Again, I contacted Garmin through every method available to me, and the first response I got was just “oh, you’re wearing it wrong”. So I tried everything they suggested (wearing it to one side or the other, above the ribs, below the ribs, on my back), and one thing they didn’t suggest (I shaved my chest hair in a strip where I wear the heart rate strap), but to no avail.

At this point I was getting nervous, because I have my first race of the season this weekend and it looked like I wasn’t going to have a reliable heart rate reading during it. Desperate times call for desperate measures, so I ordered a Polar RC3 GPS.

The Polar RC3 arrived and right out of the box, it started reading my heart rate immediately, with no hesitation and no wait for me to start sweating. But unfortunately I soon discovered it had some severe drawbacks compared to the Garmin. The screens are not configurable at all. There doesn’t seem to be any way to make it cycle between the screens – that’s probably not a problem for runners and cyclists because they have more use of their hands, but that’s almost unforgivable for kayaking. I couldn’t find any way to set up an interval workout the way I wanted to set it up – there seemed to be a mode where it would set up some training according to their recommendations, but not to your coach’s recommendations. The weirdest bit of inflexibility is the color – they sell two different wristband colors. In all the pictures, you see the black wristband pictured with dark letters on a light background, and the orange wristband pictured with light(ish) letters on a dark background, but I thought that was just a stylistic choice. I picked the orange wristband because I figured higher visibility is better for finding it if you lose it. But it turns out that you can’t actually switch it from light on dark to dark on light – the color combination is set in the factory according to the wristband. You can bet it’s just one configuration option in the factory settings, so why they didn’t expose it to the users is just bizarre. Oh, and it also turns out it’s only rated IP5 instead of IP7 so you’re not supposed to immerse it.
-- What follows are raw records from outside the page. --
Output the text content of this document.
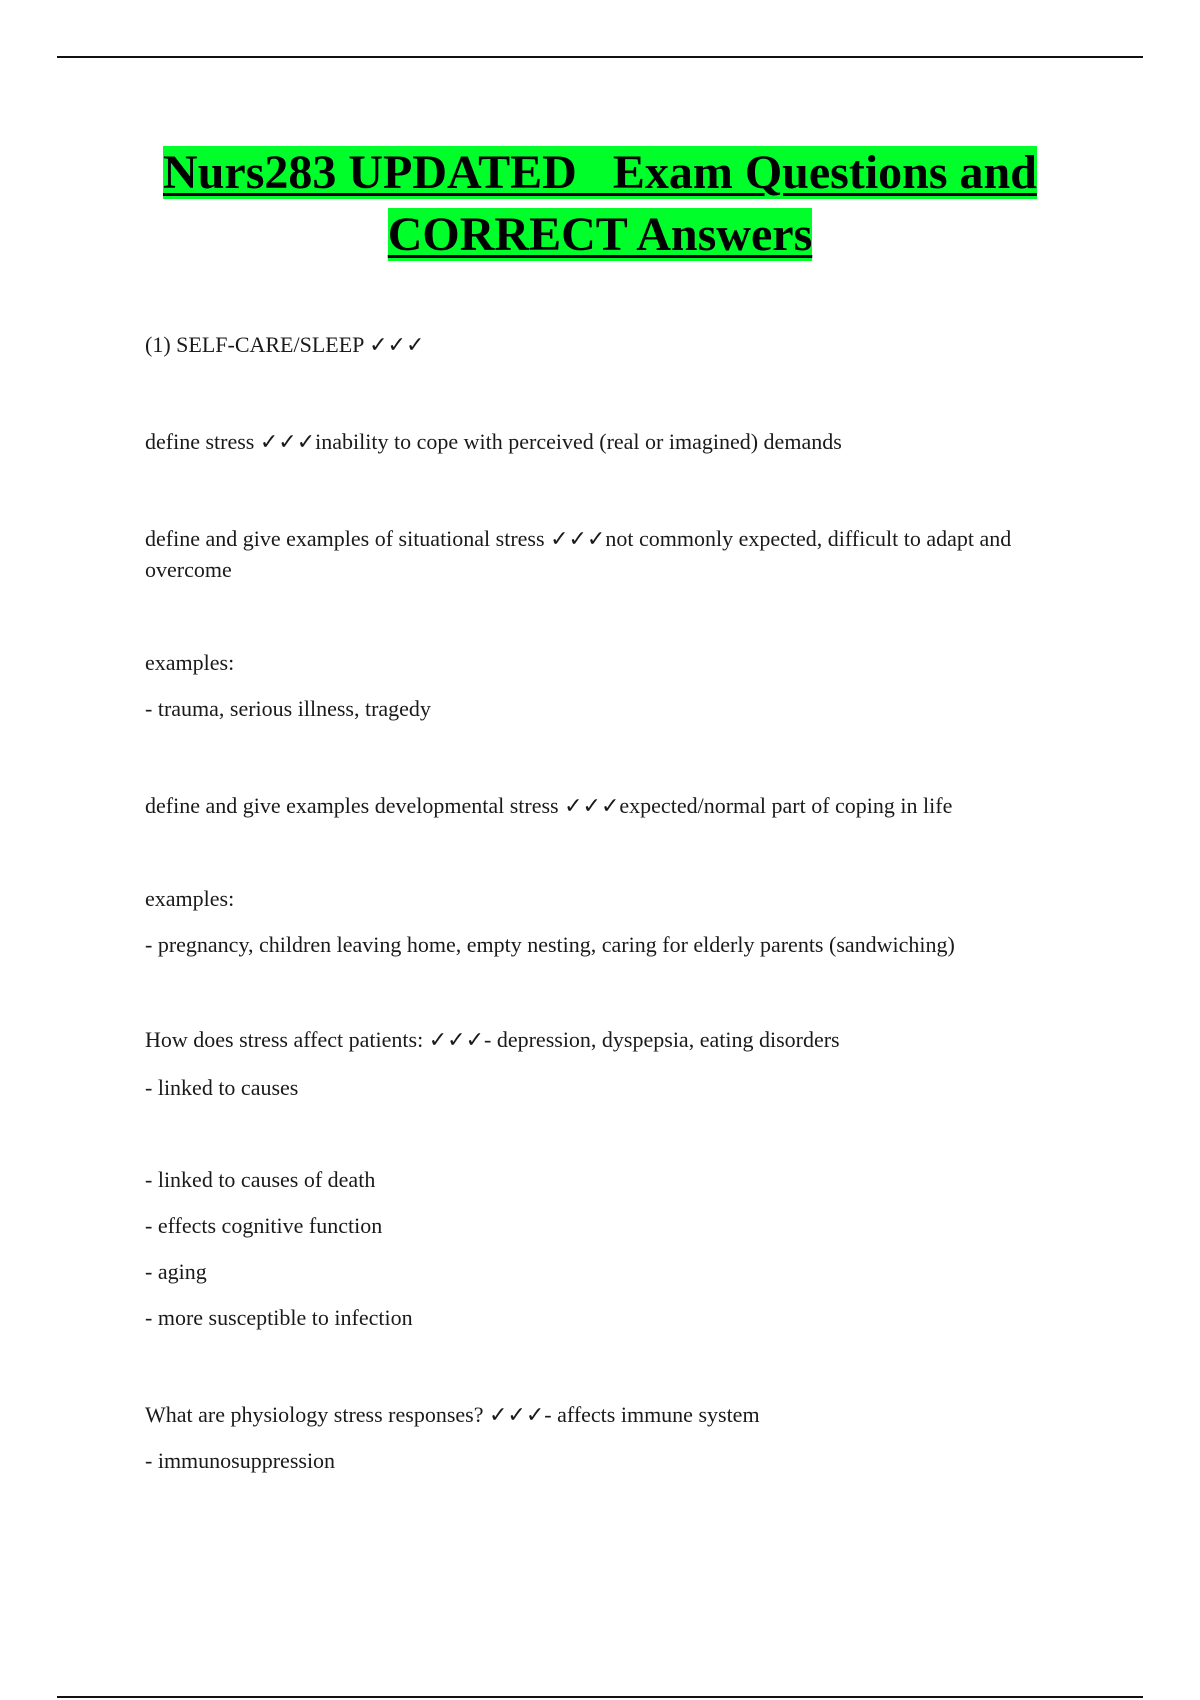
Nurs283 UPDATED   Exam Questions and
CORRECT Answers

(1) SELF-CARE/SLEEP ✓✓✓

define stress ✓✓✓inability to cope with perceived (real or imagined) demands

define and give examples of situational stress ✓✓✓not commonly expected, difficult to adapt and overcome

examples:

- trauma, serious illness, tragedy

define and give examples developmental stress ✓✓✓expected/normal part of coping in life

examples:

- pregnancy, children leaving home, empty nesting, caring for elderly parents (sandwiching)

How does stress affect patients: ✓✓✓- depression, dyspepsia, eating disorders

- linked to causes

- linked to causes of death

- effects cognitive function

- aging

- more susceptible to infection

What are physiology stress responses? ✓✓✓- affects immune system

- immunosuppression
So I wasn’t thrilled with the Polar. But since I was determined to have my heart rate for this upcoming race, I thought I was stuck with it. But then my step-daughter Stevie forwarded me an article where a guy who writes reviews of fitness equipment discovered that using a Polar strap (just the fabric and rubber part) with a Garmin transmitter (the part that clips onto the strap) solves a bunch of people’s problems with Garmin heart rates. And so I tried it and my Forerunner started registering my heart rate immediately. I went out and did an hour long workout, and it kept registering my heart rate with no cutouts and no ticking down. Nice!

So I’m going to pass the Polar onto somebody who runs, keeping the strap for myself. Garmin eventually said they were going to send me a new strap, and it’s supposed to arrive today or tomorrow, but I’m thinking I might go with the Polar strap for the race because I’m not planning any more long workouts between now and the race and I don’t want to risk having the same problems.